Do the regularization of the model and plot the learning curves as well.
Homework 2 [Due Date: 10-04-2023]: Implementation of Binary Logistic Regression and Multiclass Logistic Regression on an IRIS dataset and MNIST Dataset.
Implement Binary logistic regression for a Cat Vs Non-Cat Dataset (available on internet).

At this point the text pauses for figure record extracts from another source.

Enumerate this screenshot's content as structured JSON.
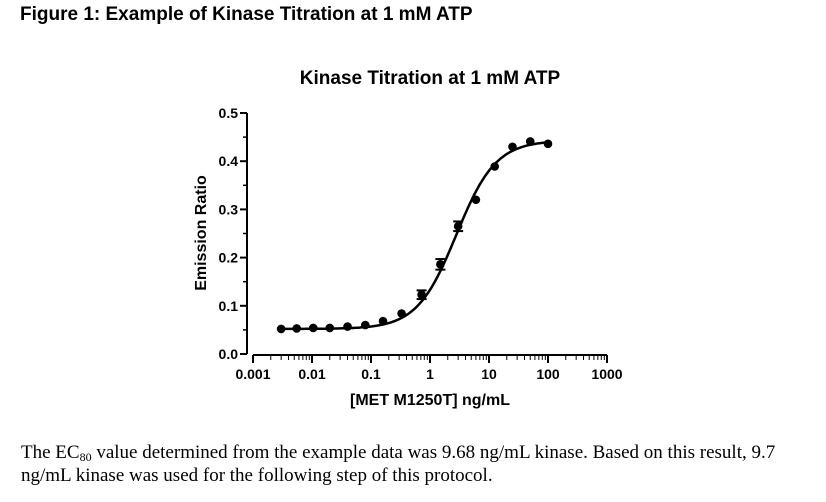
{
  "figure_heading": "Figure 1: Example of Kinase Titration at 1 mM ATP",
  "chart_data": {
    "type": "scatter",
    "title": "Kinase Titration at 1 mM ATP",
    "xlabel": "[MET M1250T] ng/mL",
    "ylabel": "Emission Ratio",
    "xscale": "log",
    "xlim": [
      0.001,
      1000
    ],
    "ylim": [
      0.0,
      0.5
    ],
    "xticks": [
      0.001,
      0.01,
      0.1,
      1,
      10,
      100,
      1000
    ],
    "xtick_labels": [
      "0.001",
      "0.01",
      "0.1",
      "1",
      "10",
      "100",
      "1000"
    ],
    "yticks": [
      0.0,
      0.1,
      0.2,
      0.3,
      0.4,
      0.5
    ],
    "ytick_labels": [
      "0.0",
      "0.1",
      "0.2",
      "0.3",
      "0.4",
      "0.5"
    ],
    "grid": false,
    "legend": "none",
    "points": {
      "x": [
        0.003,
        0.0055,
        0.0105,
        0.02,
        0.04,
        0.08,
        0.16,
        0.33,
        0.72,
        1.5,
        3.0,
        6.0,
        12.5,
        25,
        50,
        100
      ],
      "y": [
        0.052,
        0.053,
        0.054,
        0.054,
        0.057,
        0.06,
        0.068,
        0.084,
        0.123,
        0.186,
        0.265,
        0.32,
        0.389,
        0.43,
        0.441,
        0.436
      ],
      "error": [
        0.003,
        0.003,
        0.003,
        0.003,
        0.003,
        0.003,
        0.004,
        0.004,
        0.009,
        0.011,
        0.01,
        0.005,
        0.005,
        0.003,
        0.003,
        0.003
      ]
    },
    "fit_curve": {
      "type": "sigmoidal dose-response",
      "bottom": 0.052,
      "top": 0.443,
      "ec50": 2.8,
      "hill": 1.3
    }
  },
  "caption": {
    "part1": "The EC",
    "subscript": "80",
    "part2": " value determined from the example data was 9.68 ng/mL kinase.  Based on this result, 9.7 ng/mL kinase was used for the following step of this protocol."
  },
  "colors": {
    "ink": "#000000",
    "background": "#ffffff"
  }
}
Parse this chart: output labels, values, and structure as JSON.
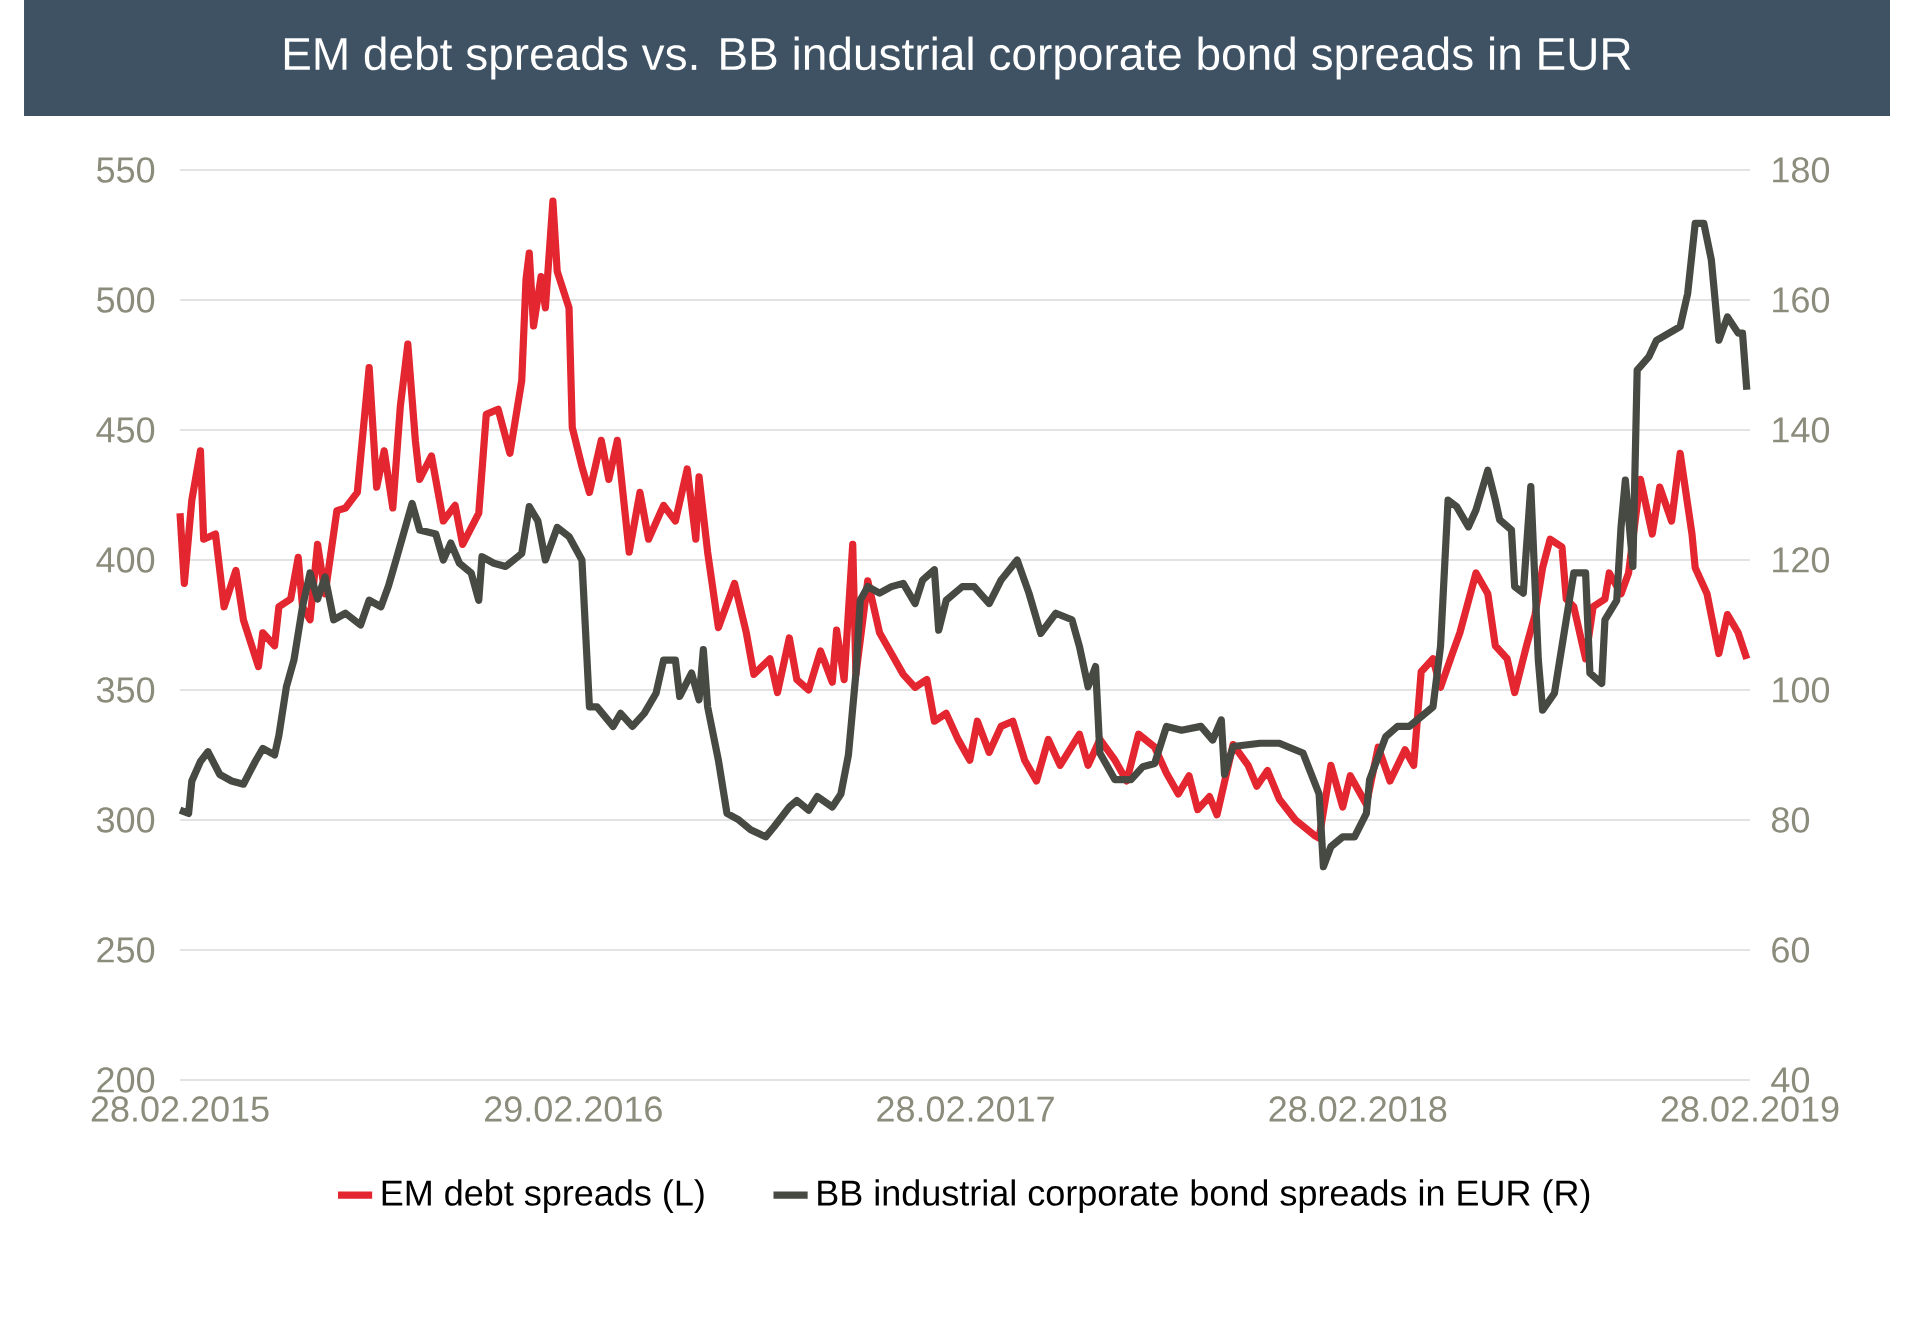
{
  "chart_data": {
    "type": "line",
    "title": "EM debt spreads vs. BB industrial corporate bond spreads in EUR",
    "xlim": [
      "2015-02-28",
      "2019-02-28"
    ],
    "xticks": [
      {
        "value": "2015-02-28",
        "label": "28.02.2015"
      },
      {
        "value": "2016-02-29",
        "label": "29.02.2016"
      },
      {
        "value": "2017-02-28",
        "label": "28.02.2017"
      },
      {
        "value": "2018-02-28",
        "label": "28.02.2018"
      },
      {
        "value": "2019-02-28",
        "label": "28.02.2019"
      }
    ],
    "ylim": [
      200,
      550
    ],
    "yticks": [
      200,
      250,
      300,
      350,
      400,
      450,
      500,
      550
    ],
    "y2lim": [
      40,
      180
    ],
    "y2ticks": [
      40,
      60,
      80,
      100,
      120,
      140,
      160,
      180
    ],
    "grid": "y",
    "legend": "bottom",
    "line_style": "solid",
    "series": [
      {
        "name": "EM debt spreads (L)",
        "color": "#e3262f",
        "axis": "y",
        "x": [
          "2015-02-28",
          "2015-03-04",
          "2015-03-11",
          "2015-03-19",
          "2015-03-22",
          "2015-04-02",
          "2015-04-10",
          "2015-04-21",
          "2015-04-28",
          "2015-05-12",
          "2015-05-16",
          "2015-05-27",
          "2015-05-31",
          "2015-06-11",
          "2015-06-18",
          "2015-06-22",
          "2015-06-29",
          "2015-07-06",
          "2015-07-13",
          "2015-07-24",
          "2015-08-01",
          "2015-08-12",
          "2015-08-23",
          "2015-08-30",
          "2015-09-06",
          "2015-09-14",
          "2015-09-21",
          "2015-09-28",
          "2015-10-05",
          "2015-10-09",
          "2015-10-20",
          "2015-10-31",
          "2015-11-11",
          "2015-11-18",
          "2015-12-03",
          "2015-12-10",
          "2015-12-21",
          "2016-01-01",
          "2016-01-12",
          "2016-01-16",
          "2016-01-19",
          "2016-01-23",
          "2016-01-30",
          "2016-02-03",
          "2016-02-10",
          "2016-02-14",
          "2016-02-25",
          "2016-02-28",
          "2016-03-08",
          "2016-03-15",
          "2016-03-26",
          "2016-04-02",
          "2016-04-10",
          "2016-04-21",
          "2016-05-01",
          "2016-05-09",
          "2016-05-23",
          "2016-06-03",
          "2016-06-14",
          "2016-06-22",
          "2016-06-25",
          "2016-07-03",
          "2016-07-13",
          "2016-07-28",
          "2016-08-08",
          "2016-08-15",
          "2016-08-30",
          "2016-09-06",
          "2016-09-17",
          "2016-09-24",
          "2016-10-05",
          "2016-10-16",
          "2016-10-27",
          "2016-10-31",
          "2016-11-07",
          "2016-11-15",
          "2016-11-18",
          "2016-11-29",
          "2016-12-10",
          "2016-12-21",
          "2017-01-01",
          "2017-01-12",
          "2017-01-23",
          "2017-01-30",
          "2017-02-10",
          "2017-02-21",
          "2017-03-04",
          "2017-03-11",
          "2017-03-22",
          "2017-04-02",
          "2017-04-13",
          "2017-04-24",
          "2017-05-05",
          "2017-05-16",
          "2017-05-27",
          "2017-06-14",
          "2017-06-22",
          "2017-07-03",
          "2017-07-17",
          "2017-07-28",
          "2017-08-08",
          "2017-08-23",
          "2017-09-03",
          "2017-09-14",
          "2017-09-24",
          "2017-10-02",
          "2017-10-13",
          "2017-10-20",
          "2017-11-04",
          "2017-11-18",
          "2017-11-26",
          "2017-12-06",
          "2017-12-17",
          "2018-01-01",
          "2018-01-19",
          "2018-01-23",
          "2018-02-03",
          "2018-02-14",
          "2018-02-21",
          "2018-03-08",
          "2018-03-19",
          "2018-03-30",
          "2018-04-13",
          "2018-04-21",
          "2018-04-28",
          "2018-05-09",
          "2018-05-16",
          "2018-05-27",
          "2018-06-03",
          "2018-06-18",
          "2018-06-29",
          "2018-07-06",
          "2018-07-17",
          "2018-07-24",
          "2018-08-04",
          "2018-08-12",
          "2018-08-19",
          "2018-08-26",
          "2018-09-06",
          "2018-09-10",
          "2018-09-17",
          "2018-09-28",
          "2018-10-05",
          "2018-10-16",
          "2018-10-20",
          "2018-10-31",
          "2018-11-07",
          "2018-11-18",
          "2018-11-29",
          "2018-12-06",
          "2018-12-17",
          "2018-12-25",
          "2019-01-05",
          "2019-01-08",
          "2019-01-19",
          "2019-01-30",
          "2019-02-07",
          "2019-02-17",
          "2019-02-25"
        ],
        "values": [
          418,
          391,
          423,
          442,
          408,
          410,
          382,
          396,
          377,
          359,
          372,
          367,
          382,
          385,
          401,
          382,
          377,
          406,
          387,
          419,
          420,
          426,
          474,
          428,
          442,
          420,
          459,
          483,
          446,
          431,
          440,
          415,
          421,
          406,
          418,
          456,
          458,
          441,
          469,
          508,
          518,
          490,
          509,
          497,
          538,
          511,
          497,
          451,
          436,
          426,
          446,
          431,
          446,
          403,
          426,
          408,
          421,
          415,
          435,
          408,
          432,
          403,
          374,
          391,
          372,
          356,
          362,
          349,
          370,
          354,
          350,
          365,
          353,
          373,
          354,
          406,
          356,
          392,
          372,
          364,
          356,
          351,
          354,
          338,
          341,
          331,
          323,
          338,
          326,
          336,
          338,
          323,
          315,
          331,
          321,
          333,
          321,
          331,
          323,
          315,
          333,
          328,
          318,
          310,
          317,
          304,
          309,
          302,
          329,
          321,
          313,
          319,
          308,
          300,
          294,
          293,
          321,
          305,
          317,
          306,
          328,
          315,
          327,
          321,
          357,
          362,
          351,
          364,
          372,
          395,
          387,
          367,
          362,
          349,
          367,
          379,
          397,
          408,
          405,
          385,
          382,
          362,
          382,
          385,
          395,
          387,
          395,
          431,
          410,
          428,
          415,
          441,
          410,
          397,
          387,
          364,
          379,
          372,
          362
        ]
      },
      {
        "name": "BB industrial corporate bond spreads in EUR (R)",
        "color": "#474a42",
        "axis": "y2",
        "x": [
          "2015-02-28",
          "2015-03-08",
          "2015-03-11",
          "2015-03-19",
          "2015-03-26",
          "2015-04-06",
          "2015-04-17",
          "2015-04-28",
          "2015-05-09",
          "2015-05-16",
          "2015-05-27",
          "2015-05-31",
          "2015-06-07",
          "2015-06-14",
          "2015-06-22",
          "2015-06-29",
          "2015-07-06",
          "2015-07-13",
          "2015-07-21",
          "2015-08-01",
          "2015-08-15",
          "2015-08-23",
          "2015-09-03",
          "2015-09-10",
          "2015-09-17",
          "2015-10-02",
          "2015-10-09",
          "2015-10-24",
          "2015-10-31",
          "2015-11-07",
          "2015-11-15",
          "2015-11-26",
          "2015-12-03",
          "2015-12-06",
          "2015-12-17",
          "2015-12-28",
          "2016-01-12",
          "2016-01-19",
          "2016-01-27",
          "2016-02-03",
          "2016-02-14",
          "2016-02-25",
          "2016-03-08",
          "2016-03-15",
          "2016-03-22",
          "2016-04-06",
          "2016-04-13",
          "2016-04-24",
          "2016-05-05",
          "2016-05-16",
          "2016-05-23",
          "2016-06-03",
          "2016-06-07",
          "2016-06-18",
          "2016-06-25",
          "2016-06-29",
          "2016-07-03",
          "2016-07-13",
          "2016-07-21",
          "2016-08-01",
          "2016-08-12",
          "2016-08-26",
          "2016-09-03",
          "2016-09-17",
          "2016-09-24",
          "2016-10-05",
          "2016-10-13",
          "2016-10-27",
          "2016-11-04",
          "2016-11-11",
          "2016-11-18",
          "2016-11-22",
          "2016-11-29",
          "2016-12-10",
          "2016-12-21",
          "2017-01-01",
          "2017-01-12",
          "2017-01-19",
          "2017-01-30",
          "2017-02-03",
          "2017-02-10",
          "2017-02-25",
          "2017-03-08",
          "2017-03-22",
          "2017-04-02",
          "2017-04-17",
          "2017-04-28",
          "2017-05-09",
          "2017-05-23",
          "2017-06-07",
          "2017-06-14",
          "2017-06-22",
          "2017-06-29",
          "2017-07-03",
          "2017-07-17",
          "2017-08-01",
          "2017-08-12",
          "2017-08-23",
          "2017-09-03",
          "2017-09-17",
          "2017-10-05",
          "2017-10-16",
          "2017-10-24",
          "2017-10-27",
          "2017-11-04",
          "2017-11-29",
          "2017-12-17",
          "2018-01-08",
          "2018-01-23",
          "2018-01-27",
          "2018-02-03",
          "2018-02-14",
          "2018-02-25",
          "2018-03-08",
          "2018-03-11",
          "2018-03-26",
          "2018-04-06",
          "2018-04-17",
          "2018-04-28",
          "2018-05-09",
          "2018-05-16",
          "2018-05-23",
          "2018-05-31",
          "2018-06-11",
          "2018-06-18",
          "2018-06-29",
          "2018-07-06",
          "2018-07-10",
          "2018-07-21",
          "2018-07-24",
          "2018-08-01",
          "2018-08-08",
          "2018-08-15",
          "2018-08-19",
          "2018-08-30",
          "2018-09-06",
          "2018-09-17",
          "2018-09-28",
          "2018-10-02",
          "2018-10-13",
          "2018-10-16",
          "2018-10-27",
          "2018-10-31",
          "2018-11-04",
          "2018-11-11",
          "2018-11-15",
          "2018-11-26",
          "2018-12-03",
          "2018-12-25",
          "2019-01-01",
          "2019-01-08",
          "2019-01-16",
          "2019-01-23",
          "2019-01-30",
          "2019-02-07",
          "2019-02-17",
          "2019-02-21",
          "2019-02-25"
        ],
        "values": [
          81.5,
          81,
          86,
          89,
          90.5,
          87,
          86,
          85.5,
          89,
          91,
          90,
          93,
          100.5,
          104.6,
          112.8,
          118,
          114,
          117.4,
          110.8,
          111.8,
          110,
          113.8,
          112.8,
          116,
          120,
          128.7,
          124.6,
          124,
          120,
          122.6,
          119.5,
          118,
          113.8,
          120.5,
          119.5,
          119,
          121,
          128.2,
          126,
          120,
          125,
          123.6,
          120,
          97.4,
          97.4,
          94.4,
          96.4,
          94.4,
          96.4,
          99.5,
          104.6,
          104.6,
          99,
          102.6,
          98.5,
          106.2,
          97.4,
          89.2,
          81,
          80,
          78.5,
          77.4,
          79,
          82,
          83,
          81.5,
          83.6,
          82,
          84,
          90,
          102.6,
          113.8,
          115.9,
          114.9,
          115.9,
          116.4,
          113.3,
          116.9,
          118.5,
          109.2,
          113.8,
          115.9,
          115.9,
          113.3,
          116.9,
          120,
          114.9,
          108.7,
          111.8,
          110.8,
          106.7,
          100.5,
          103.6,
          90.3,
          86.2,
          86.2,
          88.2,
          88.7,
          94.4,
          93.8,
          94.4,
          92.3,
          95.4,
          87,
          91.3,
          91.8,
          91.8,
          90.3,
          84,
          72.8,
          75.9,
          77.4,
          77.4,
          81,
          86.2,
          92.8,
          94.4,
          94.4,
          95.9,
          97.4,
          106.7,
          129.2,
          128.2,
          125.1,
          127.7,
          133.8,
          129.2,
          126.2,
          124.6,
          115.9,
          114.9,
          131.3,
          104.6,
          96.9,
          99.5,
          106.7,
          118,
          118,
          102.6,
          101,
          110.8,
          113.8,
          125.1,
          132.3,
          119,
          149.2,
          151.3,
          153.8,
          155.9,
          161,
          171.8,
          171.8,
          166.2,
          153.8,
          157.4,
          154.9,
          154.9,
          146.2
        ]
      }
    ]
  }
}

Plot all the necessary graphs.
Implement the cross validation.
Confusion Matrix
Homework 3 [Due Date: 20-05-2023]:
Part 1) Build a cat vs non-cat model both using logistic regression and dense neural network and compare their accuracies.
Part 2) Take any dataset of your choice from the internet and optimize the parameters of the neural network for that particular dataset including the architecture of the neural network, activation function to be used, learning rate, and resularization (early stopping and drop out).